Gustavus, away in Prussia and eagerly awaiting the arrival of his new ship, returned to Stockholm. An inquiry was established. The ship's captain and officers claimed that there had been no errors in seamanship. It being a Sunday, drunkenness among the crew was ruled out.

The Vasa had capsized because it was top-heavy, a second gun deck having been incorporated into its design. The deck, however, was listed in the original specification; the ship-builders had faithfully carried out the king's instructions. Nobody could be blamed. God and the king were infallible; no criticism could be made of them. The inquiry ceased and its report was never published.

So was the king to blame? Gustavus did not suffer fools gladly and he was crossed at your peril.
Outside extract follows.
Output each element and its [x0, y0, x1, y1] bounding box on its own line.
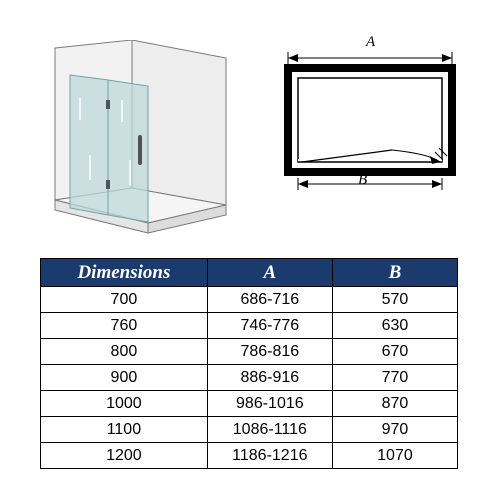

Perhaps his shipbuilders could not pluck up the courage to tell him that the second gun-deck would render the ship unstable?

The Vasa's sojourn, thirty metres down off Beckholmen, ended on 24 April 1961 when the old ship, with six cables slung under her, was drawn slowly to the surface.

Such was its state of preservation that the hull floated, once the pumps had emptied it. The waters of the Baltic are so low in salt that the great enemy of timber vessels, the tiny clam teredo or 'ship worm', can't live there. Oxygen-free mud is an excellent preservative; twenty-five skeletons were recovered.